The myths commonly passed on as facts in some online hair-loss groups are a constant impediment to getting patients on treatment regimens that actually have some chance of helping their hair. “It can be very, very challenging to convince the patient that the diagnosis that she came up with from the internet is not the correct one,” Taylor, the University of Pennsylvania dermatologist, told me. With some types of chronic hair loss, the time that people spend trying things that don’t work is precious—the longer someone goes without effective treatment, the less effective they can expect that treatment to ultimately be.
In the case of TE, hair loss’s timeline is on the side of the wellness industry. Think about how all of this feels to the average person, who has no idea what’s happening to them or why, and who may not even realize that dermatologists treat hair loss—I didn’t. After a couple of months of shedding, they may get worried enough to start looking for remedies as their scalp becomes more visible. They pick up a bottle of hair vitamins and a vial of scalp oil, with the understanding that results will take a few months to see. Down the line, when they spot short little hairs filling back in around their hairline, they’ll attribute that regrowth to the things they bought, not their natural hair-growth cycle. Suddenly, they’re evangelists for their vitamins and oils, which seem like a miracle cure but did nothing at all.

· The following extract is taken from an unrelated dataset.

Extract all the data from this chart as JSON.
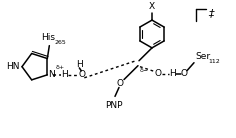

The pandemic likely put this process into motion thousands—if not millions—of times. It’s a challenge that the supplement and cosmetic industries were well positioned to meet; beauty supplements and topical cosmetics are now often sold alongside each other, not just in luxury department stores and beauty emporiums such as Sephora and Ulta, but at Target or via Amazon’s recommendation algorithm. That these products don’t work matters very little to their profitability. In that way, this is a story that predates the pandemic by at least a century. When real, reliable information is hard to come by—in this case, when it is cut off from the general public by the structural limitations of the American health-care system—there will always be a market for new products with hollow promises.